Personal information
- Born: September 15, 1999 (age 26) Lee's Summit, Missouri, U.S.
- Listed height: 6 ft 1 in (1.85 m)
- Listed weight: 205 lb (93 kg)

Career information
- High school: Lee's Summit
- College: Hutchinson CC (2018–2019); Western Kentucky (2020–2021); Penn State (2022);
- NFL draft: 2023: undrafted

Career history
- Washington Commanders (2023–2024); Cincinnati Bengals (2025); Houston Texans (2026–present)*;
- * Offseason or practice squad member only

Awards and highlights
- Second-team All-C-USA (2021);

Career NFL statistics as of 2025
- Receptions: 8
- Receiving yards: 116
- Receiving touchdowns: 2
- Stats at Pro Football Reference

= Mitchell Tinsley =

American football player (born 1999)

Mitchell Anthony Robert Tinsley (born September 15, 1999) is an American professional football wide receiver for the Houston Texans of the National Football League (NFL). He played college football for the Hutchinson Blue Dragons, Western Kentucky Hilltoppers, and Penn State Nittany Lions. Tinsley signed with the Washington Commanders as an undrafted free agent in 2023.

==Early life==
Tinsley was born on September 15, 1999, in Lee's Summit, Missouri. He attended Lee's Summit High School, where he only played one year of football, recording 19 receptions for 350 yards and six touchdowns as a senior.

==College career==

===Hutchinson Community College===
Tinsley attended Hutchinson Community College in Hutchinson, Kansas for two years, recording 57 receptions for 656 yards and four touchdowns for the Blue Dragons.

=== Western Kentucky ===
In 2020, Tinsley transferred to Western Kentucky University to play for the Hilltoppers. In his first year there, he had 43 receptions for 377 yards and four touchdowns. As a 14-game starter in 2021, Tinsley had 87 receptions for 1,402 yards and 14 touchdowns.

=== Penn State ===
In 2022, Tinsley transferred to Penn State to play for the Nittany Lions. In his first game at Penn State, he had seven receptions for 84 yards and a touchdown.
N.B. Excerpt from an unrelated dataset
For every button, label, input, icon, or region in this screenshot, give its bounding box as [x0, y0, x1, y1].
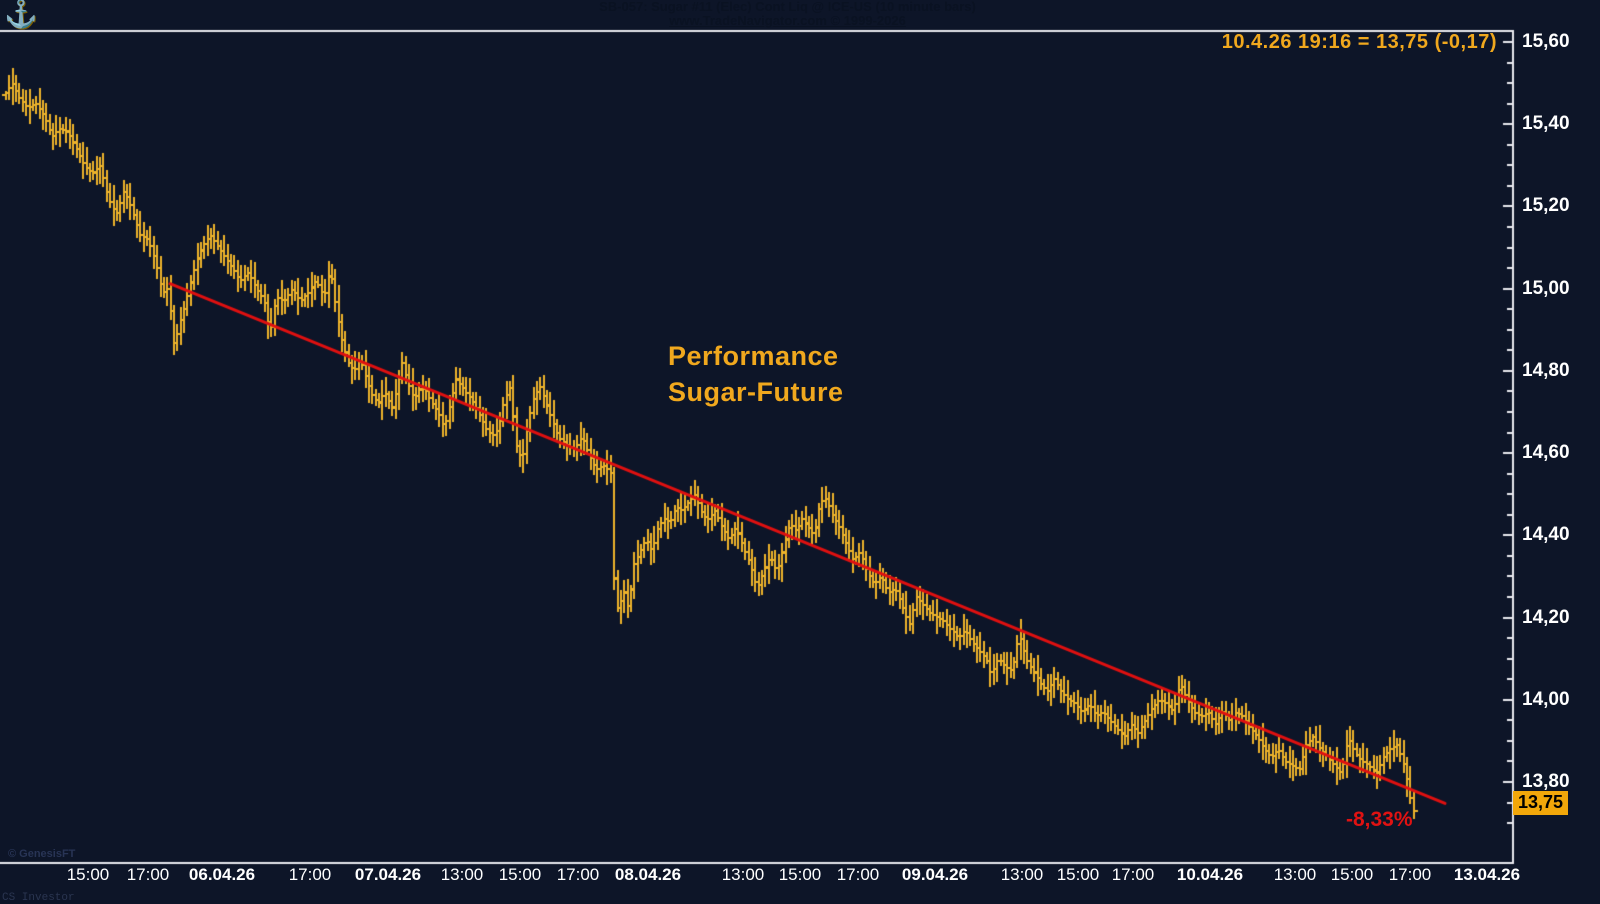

In 13 starts, Tinsley recorded 51 receptions for 577 yards and 5 touchdowns.

== Professional career ==

Pre-draft measurables
| Height | Weight | Arm length | Hand span | Wingspan | 40-yard dash | 10-yard split | 20-yard split | 20-yard shuttle | Three-cone drill | Vertical jump | Broad jump | Bench press |
| 6 ft 0 in (1.83 m) | 199 lb (90 kg) | 32+3⁄8 in (0.82 m) | 10 in (0.25 m) | 6 ft 3+5⁄8 in (1.92 m) | 4.59 s | 1.60 s | 2.63 s | 4.14 s | 6.70 s | 35.5 in (0.90 m) | 10 ft 0 in (3.05 m) | 14 reps |
All values from NFL Combine/Pro Day

===Washington Commanders===
Tinsley signed with the Washington Commanders as an undrafted free agent on May 1, 2023. He was waived by the team on August 27, 2024, and joined their practice squad the following day.

===Cincinnati Bengals===
Tinsley signed a futures contract with the Cincinnati Bengals on February 4, 2025. Tinsley played with the Bengals against the Washington Commanders in Week 2 of the preseason, scoring two touchdowns to help win 31-17. Tinsley ultimately made the final 53-man roster. His first career catch was a game-tying one-handed touchdown reception in an eventual victory against the Jacksonville Jaguars. Tinsley played in all 17 games for Cincinnati (including four starts), recording eight receptions for 116 yards and two touchdowns.

On January 5, 2026, the Bengals signed Tinsley to a one-year contract extension. On August 30, he was waived as part of final roster cuts.

===Houston Texans===
On September 1, 2026, Tinsley was signed to the Houston Texans practice squad.